En abandonnant (momentanément ?) son 3-5-2, la Squadra a tenu le choc lundi soir. Son 4-3-1-2, avec Thiago Motta derrière le duo Di Natale-Cassano, lui a même donné le monopole du ballon. En face, l'Eire de Giovanni Trapattoni voulait s'en débarrasser au plus vite. "Nous ne voulions pas d'un match ping-pong, retient Prandelli. Il est difficile de garder la balle au sol quand l'équipe en face commence à balancer de longs ballons aériens devant."

Trapattoni : "L'Italie peut aller jusqu'au bout"

L'Italie a donc "accepté de souffrir", en "faisant preuve de personnalité". Cette force de caractère s'avérera précieuse face à la France, l'Angleterre ou l'Ukraine, son futur adversaire en quarts. Précieuse, mais pas nécessairement suffisante. Prandelli persiste et signe : "Les équipes qui savent jouer au football vont généralement très loin dans les compétitions majeures. Il ne suffit pas de chercher uniquement le résultat, il faut aussi pratiquer du beau jeu pour y arriver".

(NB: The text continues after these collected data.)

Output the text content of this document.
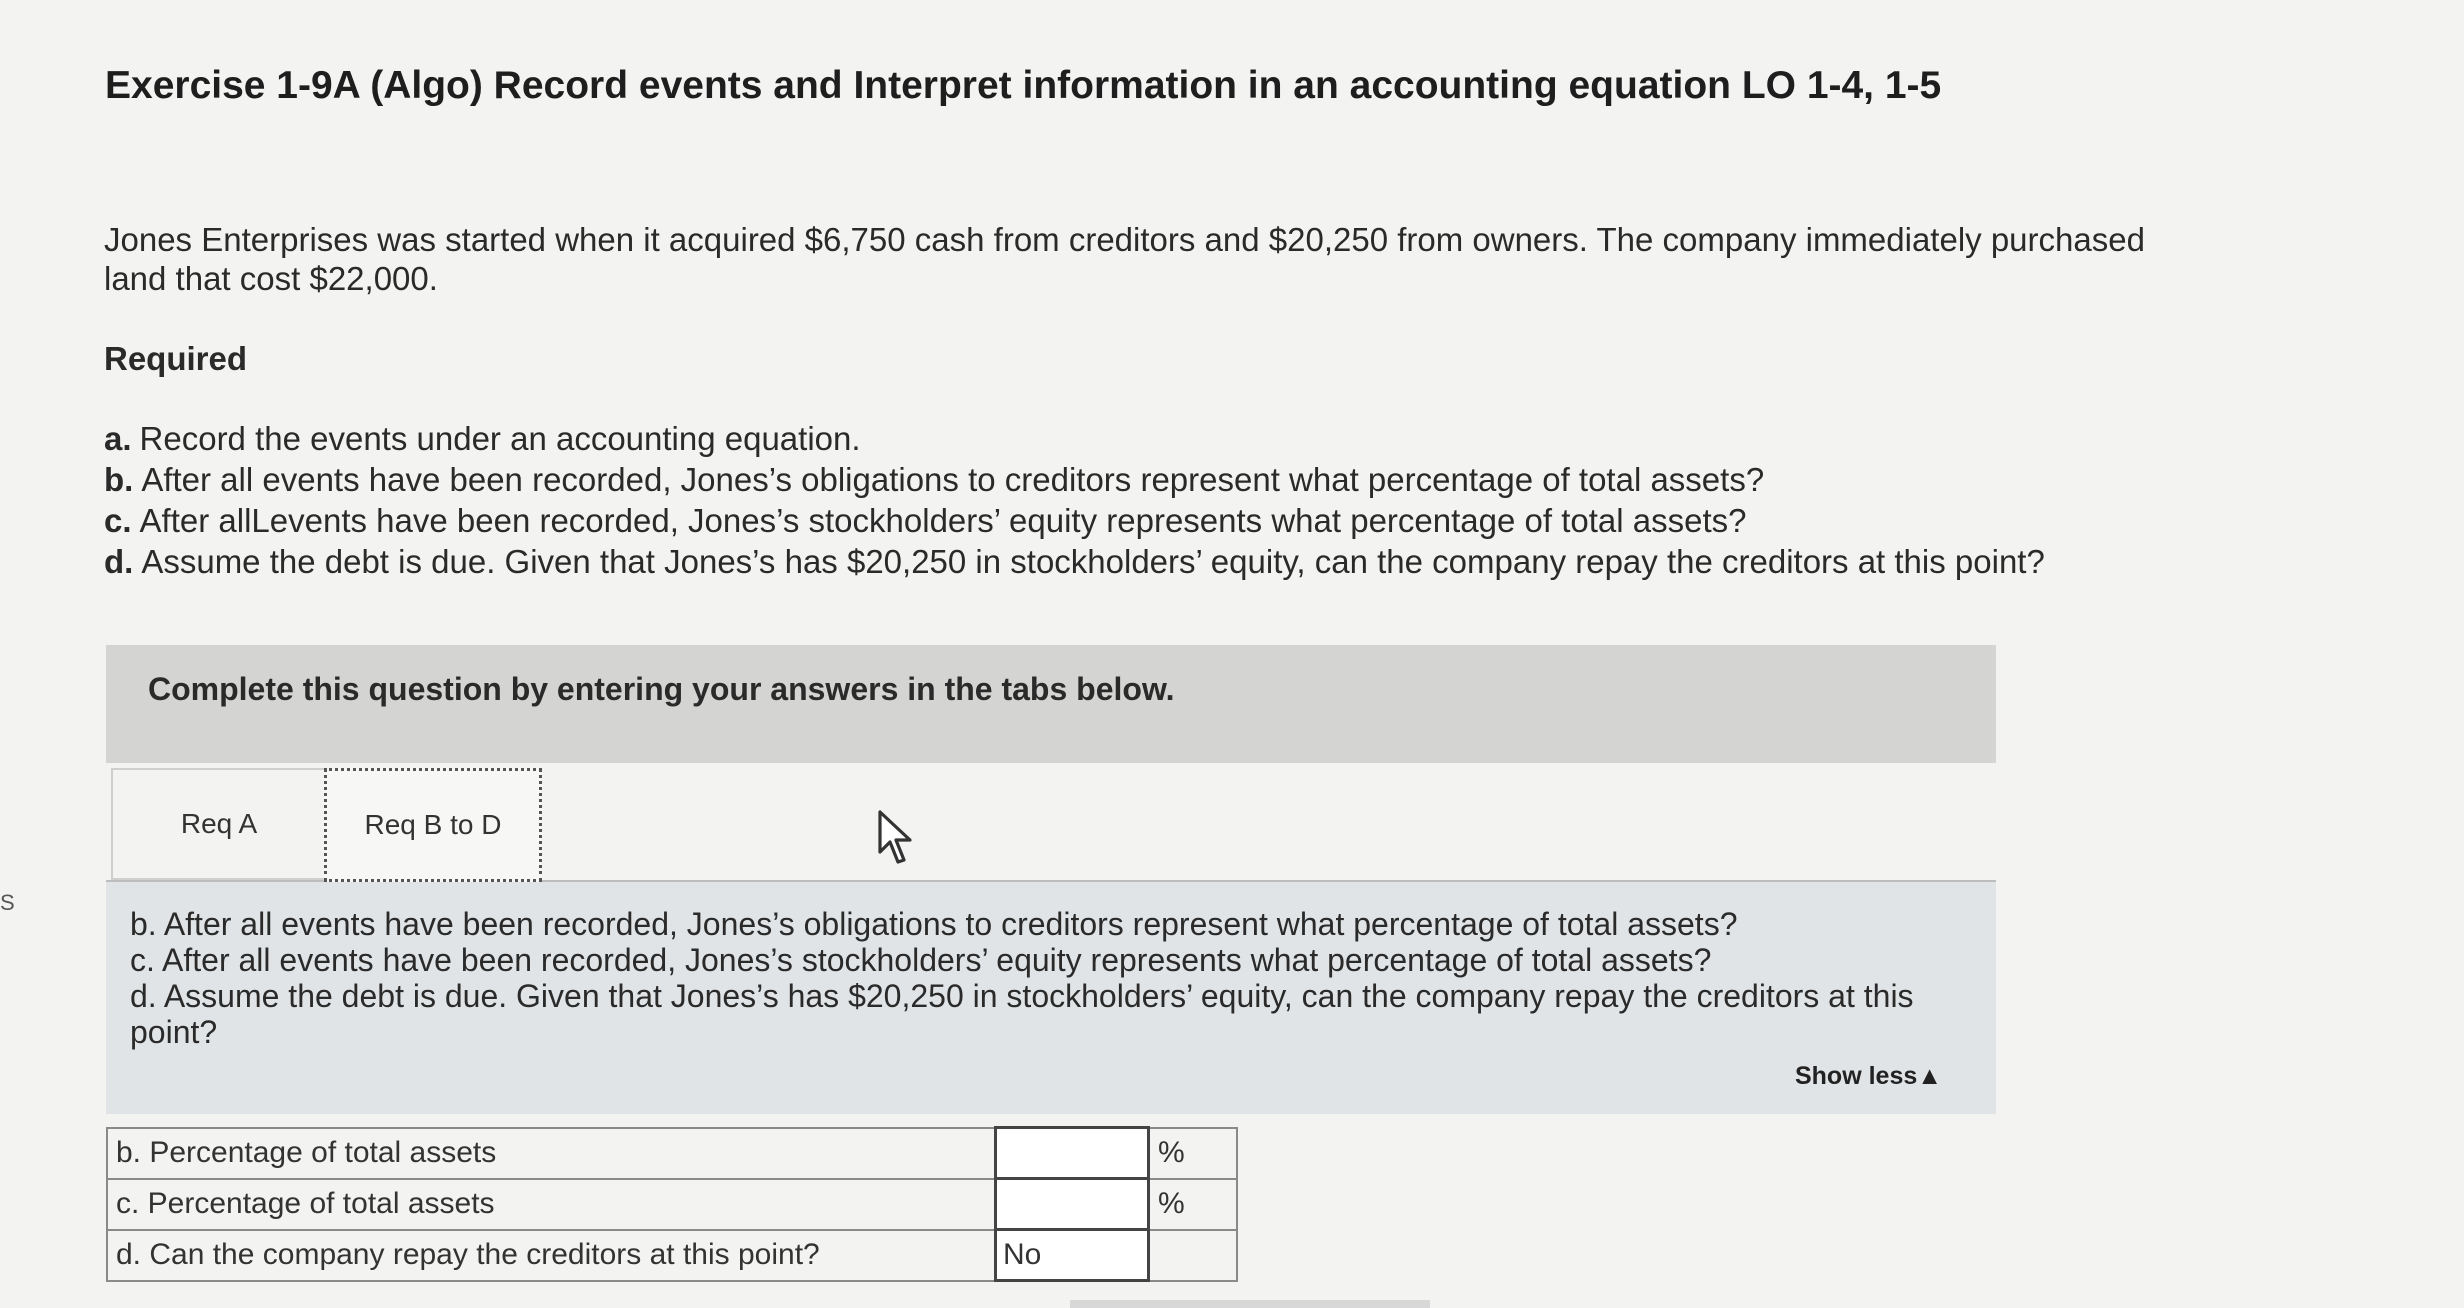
Exercise 1-9A (Algo) Record events and Interpret information in an accounting equation LO 1-4, 1-5
Jones Enterprises was started when it acquired $6,750 cash from creditors and $20,250 from owners. The company immediately purchased land that cost $22,000.
Required
a. Record the events under an accounting equation.
b. After all events have been recorded, Jones’s obligations to creditors represent what percentage of total assets?
c. After allLevents have been recorded, Jones’s stockholders’ equity represents what percentage of total assets?
d. Assume the debt is due. Given that Jones’s has $20,250 in stockholders’ equity, can the company repay the creditors at this point?
Complete this question by entering your answers in the tabs below.
Req A	Req B to D
b. After all events have been recorded, Jones’s obligations to creditors represent what percentage of total assets?
c. After all events have been recorded, Jones’s stockholders’ equity represents what percentage of total assets?
d. Assume the debt is due. Given that Jones’s has $20,250 in stockholders’ equity, can the company repay the creditors at this point?
Show less▲
b. Percentage of total assets		%
c. Percentage of total assets		%
d. Can the company repay the creditors at this point?	No	

S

L'Italie peut voir plus loin

De ce point de vue-là, la Nazionale est "sur la bonne voie". "Et maintenant qu’elle est en quart de finale, cette équipe va prendre conscience de ses propres qualités, prévient Giovanni Trapattoni, qui a dirigé la Squadra de 2000 à 2004 avant de prendre les rênes de l'Eire en 2008. Cette Italie n’est peut-être pas encore l’Allemagne ou l’Angleterre. Reste qu'elle peut s’appuyer sur une technique de base très précise, elle ne rate que très peu de passes. Elle peut faire un long chemin dans ce tournoi. Peut-être même aller jusqu'au bout." Au regard des épreuves qu'elle a traversées ces dernières semaines, cela sonnerait comme une douce revanche. Mais l'Italie cultive cette habitude : elle n'est jamais aussi forte que lorsqu'on ne l'attend pas.